What essential characteristic sets humans apart from the roughly 8.7 million plant and animal species? Though we are relatively large and mobile, we still lack many of the generally impressive physical attributes in bigger primates, whether it be more durable skin, larger teeth, or higher muscle density. The brain is the obvious reason, but the most important thing is what it gives us: the ability to communicate with one another.
Communication is not a trait unseen in the rest of nature’s creatures. However, communities have been the driving force for thousands and thousands of years of our survival. To this day, they exist as something one can rely on during the most difficult times.
Communities are present in the modern-day U.S. wherever you look. They could be a small neighborhood in one’s hometown, the fanbase of a basketball team, or even a group of like-minded professionals looking for collaboration within a specific industry.
The latter has recently been an emerging phenomenon within the American agricultural sector, as farmers and consumers within a similar radius have begun opting into community-supported agriculture (CSA) to bolster the local supply chains and ensure fresh produce for all.
The philosophy, pioneered in the 1920s that later came to international fruition in Japan by the 1960s, has finally started to gain mainstream recognition as a legitimate supply chain alternative to the global trade status quo.
“We’re late to the party,” said Symbria Patterson, who operates Red Acre Farm in Cedar City, UT. “This movement has been around a long time, and it’s grown and evolved around the country, and we’re just getting started.”

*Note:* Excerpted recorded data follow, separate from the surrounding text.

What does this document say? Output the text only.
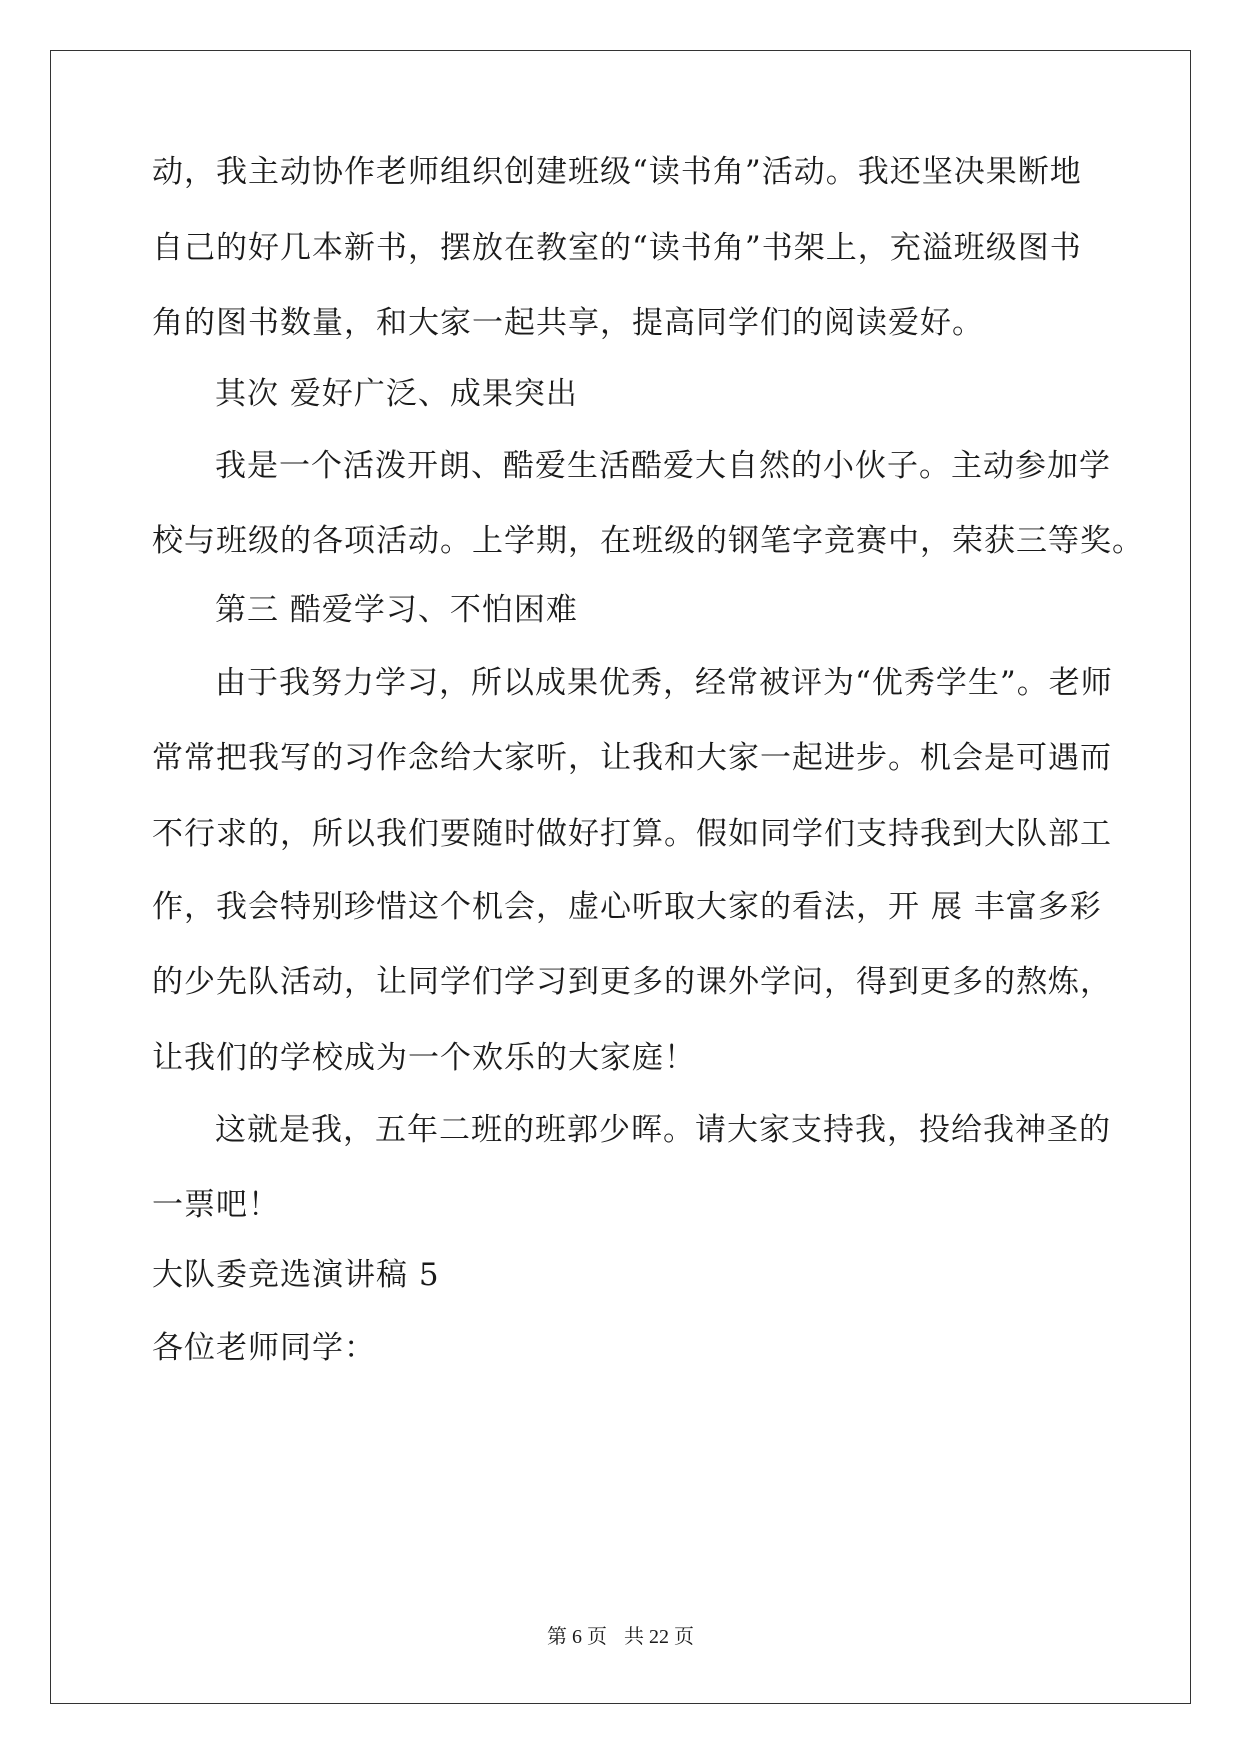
动，我主动协作老师组织创建班级“读书角”活动。我还坚决果断地
自己的好几本新书，摆放在教室的“读书角”书架上，充溢班级图书
角的图书数量，和大家一起共享，提高同学们的阅读爱好。
其次 爱好广泛、成果突出
我是一个活泼开朗、酷爱生活酷爱大自然的小伙子。主动参加学
校与班级的各项活动。上学期，在班级的钢笔字竞赛中，荣获三等奖。
第三 酷爱学习、不怕困难
由于我努力学习，所以成果优秀，经常被评为“优秀学生”。老师
常常把我写的习作念给大家听，让我和大家一起进步。机会是可遇而
不行求的，所以我们要随时做好打算。假如同学们支持我到大队部工
作，我会特别珍惜这个机会，虚心听取大家的看法，开 展 丰富多彩
的少先队活动，让同学们学习到更多的课外学问，得到更多的熬炼，
让我们的学校成为一个欢乐的大家庭！
这就是我，五年二班的班郭少晖。请大家支持我，投给我神圣的
一票吧！
大队委竞选演讲稿 5
各位老师同学：
第 6 页 共 22 页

CSA as a concept is pretty simple. It is centered around consumers within a local community investing in nearby farms by buying “shares.” This investment is more akin to a membership or subscription than legitimate stock ownership, where a monthly financial commitment entitles the customer to a once-a-week supply of produce from the area farm. The customer gets guaranteed fresh and nutrient-dense produce from a supplier they know. The relationship adds the benefit of seasonal variety that they might not otherwise have. On the other side, the farmers get a more reliable cash flow and can make adjustments based on community needs and expectations before planting seeds.
CSA communities follow that rough blueprint, although no strict or uniform organizational structure exists. Certain communities will follow the above approach, where customers either pick up or receive a pre-sorted container of produce. There is also the market-based approach, where CSA setups operate similarly to a conventional farmer’s market.
With a CSA membership, customers can peruse weekly offerings as they see fit, a practice that eliminates waste that would otherwise come from unwanted produce. Others operate using a blend of existing systems and produce additional farm-based goods like eggs, bread, and cuts of meat.
There are more than 2,500 CSA communities in the U.S. today, a significant uptick from the earliest American instances in 1980s Massachusetts.
While maintaining a stable supply of produce is the primary goal of these organizations, they offer a host of other opportunities for community-based education on sustainable agricultural practices, real-time consumer feedback for farmers, and more.
For independent producers like Patterson, what was once a significant departure from tradition has now become an absolute way of life. “Our position is if you can feed yourself and your neighbor, you can feed the world,” she said.